Select Browse if you want to select an existing a PEM-encoded certificate file from the local machine.

If you want to provide the actual URL for the certificate, open the drop-down list, select HTTPS, then enter the URL. The HTTPS server address can be entered as:

https://your.server.name

or as

your.server.name

or as

https://your.server.name:<sslport>

With this address, the Orchestration Server retrieves the public server certificate from the server and then stores it in a secure location.

Group: (Optional) A user-defined string used for grouping related certificates. For example, you might have a grouping called “vsphere” when you are managing resources in a multiple-vSphere Server environment.

3.1.3 Orchestration Server Policies Page

The Policies tab opens a page that contains a policy viewer for each of the policies associated with the Server object.

NOTE:You can edit a policy by right-clicking a policy icon, selecting Edit Policy, and clicking the Save button.

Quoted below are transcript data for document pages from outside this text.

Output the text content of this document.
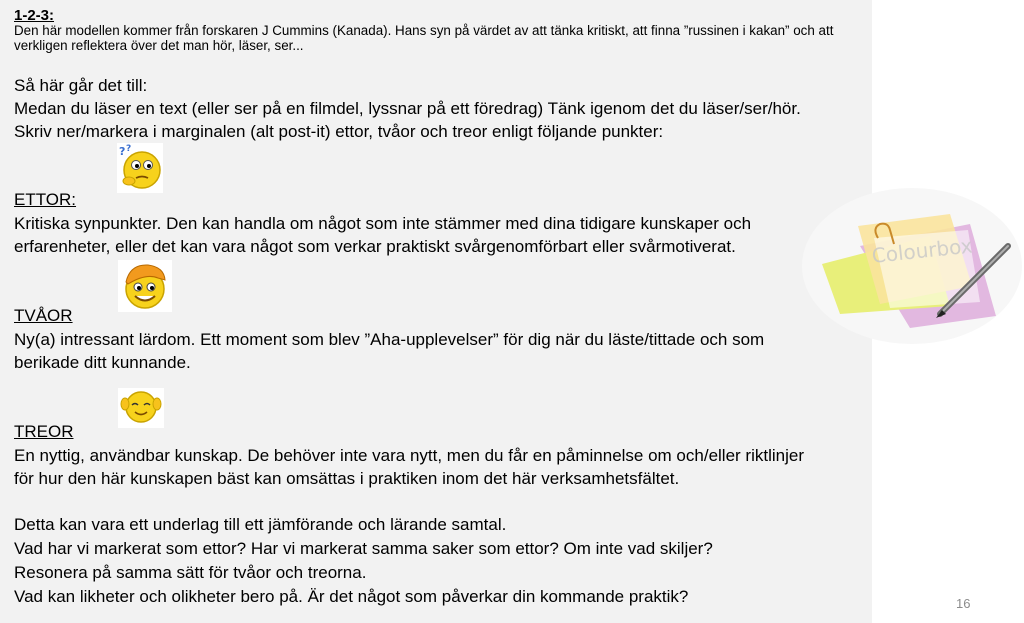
1-2-3:

Den här modellen kommer från forskaren J Cummins (Kanada). Hans syn på värdet av att tänka kritiskt, att finna ”russinen i kakan” och att verkligen reflektera över det man hör, läser, ser...

Så här går det till:

Medan du läser en text (eller ser på en filmdel, lyssnar på ett föredrag) Tänk igenom det du läser/ser/hör.

Skriv ner/markera i marginalen (alt post-it) ettor, tvåor och treor enligt följande punkter:

? ?

ETTOR:

Kritiska synpunkter. Den kan handla om något som inte stämmer med dina tidigare kunskaper och

erfarenheter, eller det kan vara något som verkar praktiskt svårgenomförbart eller svårmotiverat.

TVÅOR

Ny(a) intressant lärdom. Ett moment som blev ”Aha-upplevelser” för dig när du läste/tittade och som

berikade ditt kunnande.

TREOR

En nyttig, användbar kunskap. De behöver inte vara nytt, men du får en påminnelse om och/eller riktlinjer

för hur den här kunskapen bäst kan omsättas i praktiken inom det här verksamhetsfältet.

Detta kan vara ett underlag till ett jämförande och lärande samtal.

Vad har vi markerat som ettor? Har vi markerat samma saker som ettor? Om inte vad skiljer?

Resonera på samma sätt för tvåor och treorna.

Vad kan likheter och olikheter bero på. Är det något som påverkar din kommande praktik?

Colourbox
16
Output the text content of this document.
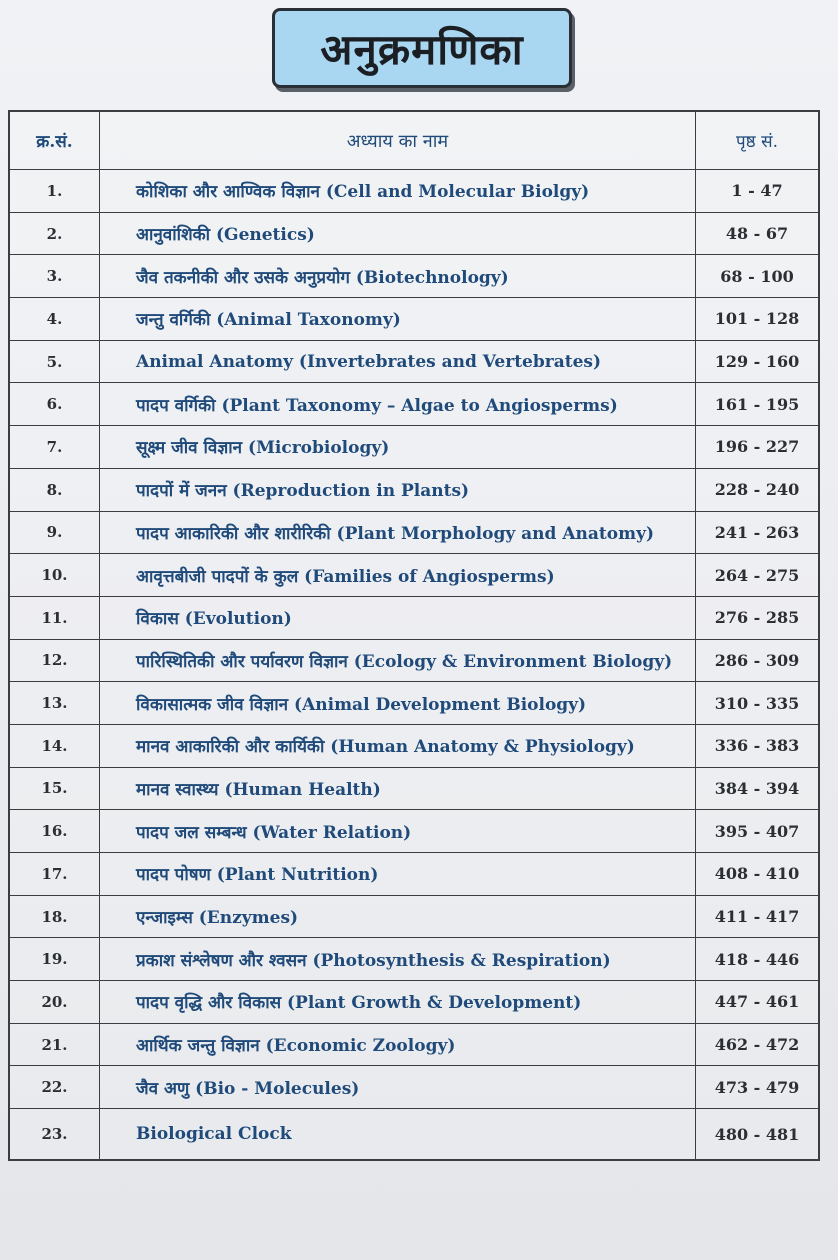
अनुक्रमणिका
क्र.सं.	अध्याय का नाम	पृष्ठ सं.
1.	कोशिका और आण्विक विज्ञान (Cell and Molecular Biolgy)	1 - 47
2.	आनुवांशिकी (Genetics)	48 - 67
3.	जैव तकनीकी और उसके अनुप्रयोग (Biotechnology)	68 - 100
4.	जन्तु वर्गिकी (Animal Taxonomy)	101 - 128
5.	Animal Anatomy (Invertebrates and Vertebrates)	129 - 160
6.	पादप वर्गिकी (Plant Taxonomy – Algae to Angiosperms)	161 - 195
7.	सूक्ष्म जीव विज्ञान (Microbiology)	196 - 227
8.	पादपों में जनन (Reproduction in Plants)	228 - 240
9.	पादप आकारिकी और शारीरिकी (Plant Morphology and Anatomy)	241 - 263
10.	आवृत्तबीजी पादपों के कुल (Families of Angiosperms)	264 - 275
11.	विकास (Evolution)	276 - 285
12.	पारिस्थितिकी और पर्यावरण विज्ञान (Ecology & Environment Biology)	286 - 309
13.	विकासात्मक जीव विज्ञान (Animal Development Biology)	310 - 335
14.	मानव आकारिकी और कार्यिकी (Human Anatomy & Physiology)	336 - 383
15.	मानव स्वास्थ्य (Human Health)	384 - 394
16.	पादप जल सम्बन्ध (Water Relation)	395 - 407
17.	पादप पोषण (Plant Nutrition)	408 - 410
18.	एन्जाइम्स (Enzymes)	411 - 417
19.	प्रकाश संश्लेषण और श्वसन (Photosynthesis & Respiration)	418 - 446
20.	पादप वृद्धि और विकास (Plant Growth & Development)	447 - 461
21.	आर्थिक जन्तु विज्ञान (Economic Zoology)	462 - 472
22.	जैव अणु (Bio - Molecules)	473 - 479
23.	Biological Clock	480 - 481
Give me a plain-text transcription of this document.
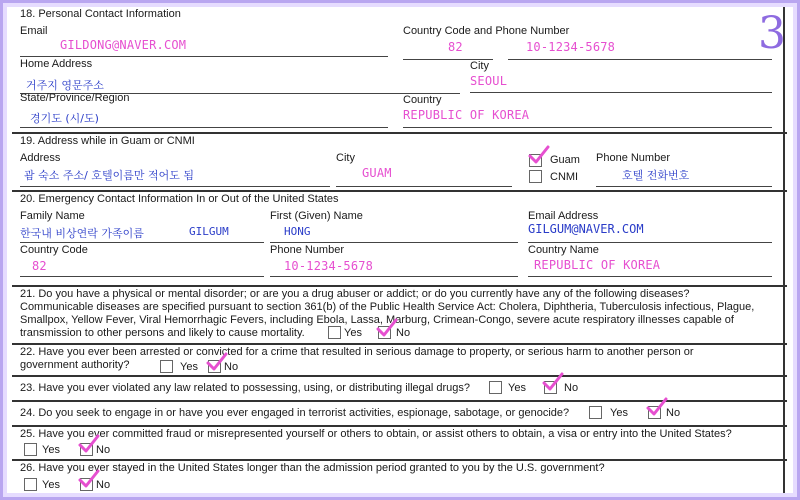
18. Personal Contact Information
Email
GILDONG@NAVER.COM
Country Code and Phone Number
82	10-1234-5678
Home Address
거주지 영문주소
City
SEOUL
State/Province/Region
경기도 (시/도)
Country
REPUBLIC OF KOREA
19. Address while in Guam or CNMI
Address
괌 숙소 주소/ 호텔이름만 적어도 됨
City
GUAM
Guam
CNMI
Phone Number
호텔 전화번호
20. Emergency Contact Information In or Out of the United States
Family Name
한국내 비상연락 가족이름	GILGUM
First (Given) Name
HONG
Email Address
GILGUM@NAVER.COM
Country Code
82
Phone Number
10-1234-5678
Country Name
REPUBLIC OF KOREA
21. Do you have a physical or mental disorder; or are you a drug abuser or addict; or do you currently have any of the following diseases?
Communicable diseases are specified pursuant to section 361(b) of the Public Health Service Act: Cholera, Diphtheria, Tuberculosis infectious, Plague,
Smallpox, Yellow Fever, Viral Hemorrhagic Fevers, including Ebola, Lassa, Marburg, Crimean-Congo, severe acute respiratory illnesses capable of
transmission to other persons and likely to cause mortality.	Yes	No
22. Have you ever been arrested or convicted for a crime that resulted in serious damage to property, or serious harm to another person or
government authority?	Yes No
23. Have you ever violated any law related to possessing, using, or distributing illegal drugs?	Yes	No
24. Do you seek to engage in or have you ever engaged in terrorist activities, espionage, sabotage, or genocide?	Yes	No
25. Have you ever committed fraud or misrepresented yourself or others to obtain, or assist others to obtain, a visa or entry into the United States?
Yes	No
26. Have you ever stayed in the United States longer than the admission period granted to you by the U.S. government?
Yes	No
3
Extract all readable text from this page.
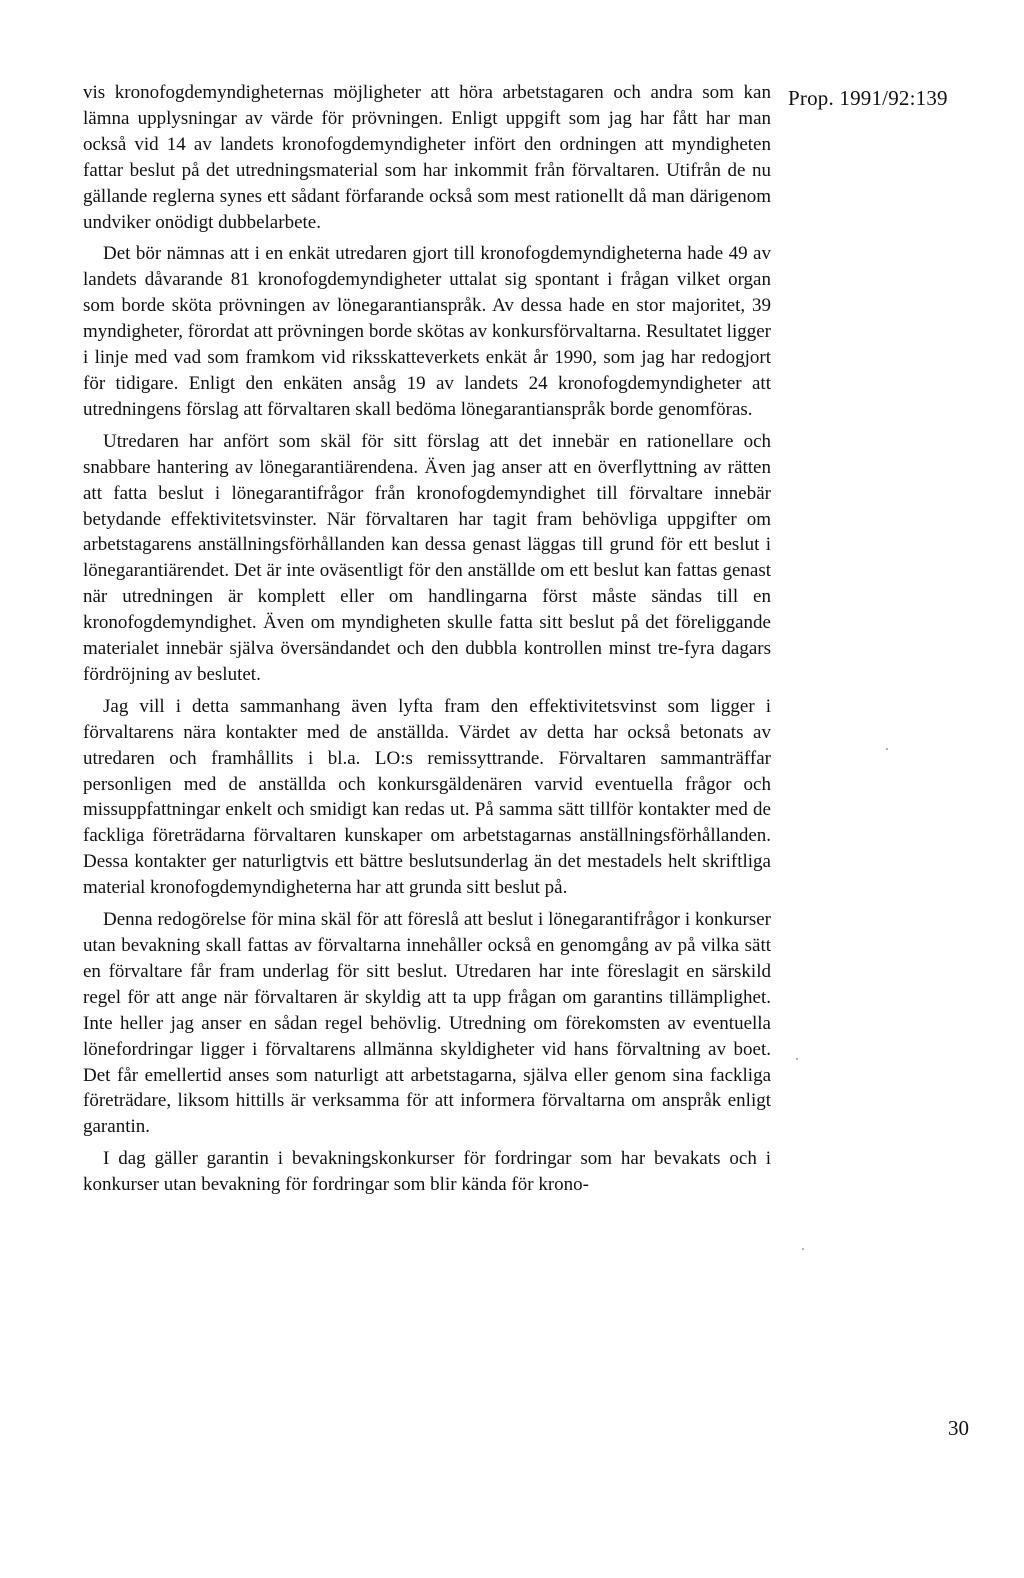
Prop. 1991/92:139

vis kronofogdemyndigheternas möjligheter att höra arbetstagaren och andra som kan lämna upplysningar av värde för prövningen. Enligt uppgift som jag har fått har man också vid 14 av landets kronofogdemyndigheter infört den ordningen att myndigheten fattar beslut på det utredningsmaterial som har inkommit från förvaltaren. Utifrån de nu gällande reglerna synes ett sådant förfarande också som mest rationellt då man därigenom undviker onödigt dubbelarbete.

Det bör nämnas att i en enkät utredaren gjort till kronofogdemyndigheterna hade 49 av landets dåvarande 81 kronofogdemyndigheter uttalat sig spontant i frågan vilket organ som borde sköta prövningen av lönegarantianspråk. Av dessa hade en stor majoritet, 39 myndigheter, förordat att prövningen borde skötas av konkursförvaltarna. Resultatet ligger i linje med vad som framkom vid riksskatteverkets enkät år 1990, som jag har redogjort för tidigare. Enligt den enkäten ansåg 19 av landets 24 kronofogdemyndigheter att utredningens förslag att förvaltaren skall bedöma lönegarantianspråk borde genomföras.

Utredaren har anfört som skäl för sitt förslag att det innebär en rationellare och snabbare hantering av lönegarantiärendena. Även jag anser att en överflyttning av rätten att fatta beslut i lönegarantifrågor från kronofogdemyndighet till förvaltare innebär betydande effektivitetsvinster. När förvaltaren har tagit fram behövliga uppgifter om arbetstagarens anställningsförhållanden kan dessa genast läggas till grund för ett beslut i lönegarantiärendet. Det är inte oväsentligt för den anställde om ett beslut kan fattas genast när utredningen är komplett eller om handlingarna först måste sändas till en kronofogdemyndighet. Även om myndigheten skulle fatta sitt beslut på det föreliggande materialet innebär själva översändandet och den dubbla kontrollen minst tre-fyra dagars fördröjning av beslutet.

Jag vill i detta sammanhang även lyfta fram den effektivitetsvinst som ligger i förvaltarens nära kontakter med de anställda. Värdet av detta har också betonats av utredaren och framhållits i bl.a. LO:s remissyttrande. Förvaltaren sammanträffar personligen med de anställda och konkursgäldenären varvid eventuella frågor och missuppfattningar enkelt och smidigt kan redas ut. På samma sätt tillför kontakter med de fackliga företrädarna förvaltaren kunskaper om arbetstagarnas anställningsförhållanden. Dessa kontakter ger naturligtvis ett bättre beslutsunderlag än det mestadels helt skriftliga material kronofogdemyndigheterna har att grunda sitt beslut på.

Denna redogörelse för mina skäl för att föreslå att beslut i lönegarantifrågor i konkurser utan bevakning skall fattas av förvaltarna innehåller också en genomgång av på vilka sätt en förvaltare får fram underlag för sitt beslut. Utredaren har inte föreslagit en särskild regel för att ange när förvaltaren är skyldig att ta upp frågan om garantins tillämplighet. Inte heller jag anser en sådan regel behövlig. Utredning om förekomsten av eventuella lönefordringar ligger i förvaltarens allmänna skyldigheter vid hans förvaltning av boet. Det får emellertid anses som naturligt att arbetstagarna, själva eller genom sina fackliga företrädare, liksom hittills är verksamma för att informera förvaltarna om anspråk enligt garantin.

I dag gäller garantin i bevakningskonkurser för fordringar som har bevakats och i konkurser utan bevakning för fordringar som blir kända för krono-

30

3.1.4 Orchestration Server Constraints/Facts Page

The Constraints/Facts tab opens a page that shows all of the effective constraints and facts for the Server object. The Server object has an associated set of facts and constraints that define its properties. By building, deploying, and running jobs on the Orchestration Server, you can individually change the functionality of any system resource by managing an object’s facts and constraints. The Orchestration Server assigns default values to each of the component facts, although they can be changed at any time by the administrator, unless they are read-only. Facts that have mode r/o have read-only values, which can be viewed by using the pencil icon, but changes cannot be made.